やがて見世物小屋を出でて一緒に連れてきたジーナをアシスタントにナイトクラブなどでショーを行うようになる。

ショーは成功を重ねるが、ある時精神科医のリリス・リッター博士(ケイト・ブランシェット)がインチキだと言いがかりをつけ始める。

スタンは機転を効かせてうまくやりすごす。

このことがきっかけでリッターに近づき顧客情報をわけてもらうようになった。

リッターの要求は「なんでも正直に話すこと」。お金には関心がないという。

二人の関係はうまくいっているように見えたのだが…。

 

 

ギーク

驚きはギーク(獣人)の作り方。

カーニバルでの見世物のひとつ、ギーク。

「人間か獣か、おそろしい化け物です。こいつは何も食わずに生きていられる。しかしニワトリを与えるとその血をむさぼり吸うのです。さあ、ニワトリにくらいつく姿を見るには少しばかり料金がかかります」

といった口上で客をあおり、代金を徴収する。

円形の鉄の柵の下を客が見下ろすと、人間のように五体を持つ、しかし髪の毛はぼうぼう、肌は茶色、目はぎらぎらした、汚らしい者がいる。その者にニワトリを投げ与えるとニワトリの首にくらいつき、まっぷたつに首を引きちぎって血を吸い始めた。

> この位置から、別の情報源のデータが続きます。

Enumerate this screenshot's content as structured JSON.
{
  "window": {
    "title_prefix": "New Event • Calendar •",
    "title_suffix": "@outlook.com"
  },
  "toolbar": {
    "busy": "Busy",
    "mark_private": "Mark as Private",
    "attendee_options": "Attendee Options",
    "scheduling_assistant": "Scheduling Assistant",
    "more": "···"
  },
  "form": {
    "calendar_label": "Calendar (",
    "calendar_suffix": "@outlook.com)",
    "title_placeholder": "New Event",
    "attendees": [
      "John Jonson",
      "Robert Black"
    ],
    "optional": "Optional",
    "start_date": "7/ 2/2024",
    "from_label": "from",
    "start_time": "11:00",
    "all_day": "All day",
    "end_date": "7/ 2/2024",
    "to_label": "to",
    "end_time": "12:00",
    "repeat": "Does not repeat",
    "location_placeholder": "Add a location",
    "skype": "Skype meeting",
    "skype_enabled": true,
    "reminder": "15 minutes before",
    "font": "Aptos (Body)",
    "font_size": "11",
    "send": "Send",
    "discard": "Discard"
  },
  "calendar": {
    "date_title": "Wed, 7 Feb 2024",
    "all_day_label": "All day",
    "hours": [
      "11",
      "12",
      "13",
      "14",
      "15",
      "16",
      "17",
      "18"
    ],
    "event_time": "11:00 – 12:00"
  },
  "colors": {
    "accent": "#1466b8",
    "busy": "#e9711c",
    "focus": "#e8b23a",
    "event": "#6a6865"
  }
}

客がいなくなるとギークは鎖で繋がれ檻に閉じ込められる。まるで獣あつかいだ。

「人間か獣か」とあおってはいるが、人間だ。しかしいったいどうしてこんなふうになってしまうのか。

主人公スタンはカーニバルの座長に聞く。

「ギークはどこで見つけるんだ?」

「見つけるんじゃねぇ。作るんだ」

と薄笑いをする座長。

どうやって作るのか。

それは、身の毛がよだつ方法だった・・・。

 

 

霊媒師

亡霊と話せる霊媒師もできるとうそぶくようになるスタン。

ある老夫婦の元へ行き、降霊術を披露し亡くなった息子の会話を伝える。

息子は「いつか会えることを楽しみにしている」と言っているという。

息子の言葉が聞けたと大満足の老夫婦。

亡くなった人の言葉を適当に伝えることで客も満足し、金儲けにもなると手応えを感じる。

その老夫婦は死んだら息子と再会できると妄想するようになった。

すぐにでも息子に会いたい。

妄想した老婆はピストルで夫を撃ち、自分も頭を貫いて無理心中を図ってしまった。

なんたる悲劇!

 

 

資産家の暴走

内向的で人を信用しない。金を持っていることで傲慢なところもあった資産家の老人。

ひと目でもいいから死んだ女性に会わせてほしいとスタンに大金を払って要求してきた。

スタンは幽霊に化けるようジーナを説得した。ただ遠くから立っているだけでいいと。

しかし資産家の老人は、ジーナを見るや、我慢できずに駆け寄って行ってしまった。

そしてとんだインチキ芝居だということに気づく。

「破滅させてやる!」

とスタンを責め立てた。

スタンはジーナに先に車に乗っているように伝え、資産家の老人を殺してしまった。

資産家の老人の秘書も駆けつけたが、車でひき殺してしまう。

スタンとジーナはどうなってしまうのか?!

 

 

スタンの最後

それは悲惨。
惨めすぎる。
そして「宿命なんだ」と声を絞り出す。

これは原作にないセリフ。

このセリフはあってよかったのだろうか。

このセリフのおかげで、ネットのレビューは「因果応報」という言葉がとびかう原因となっている気もします。

この言葉がなくてもわかったのに。

あえて付け足した意味はなんだったのだろうとずっと気になってしまいました。

 

 

霊を信じる人

70年以上の昔のこと。いまよりも霊の存在を信じて、霊媒師の言うことにだまされる人も多かったのかもしれませんね。

 

 

超能力

ごくまれに本当に超能力がある人がいると言われていますが、この作品はそういったほうには走らなかったのですね。すべてペテン扱いにしたこともまた意味のあることかもしれません。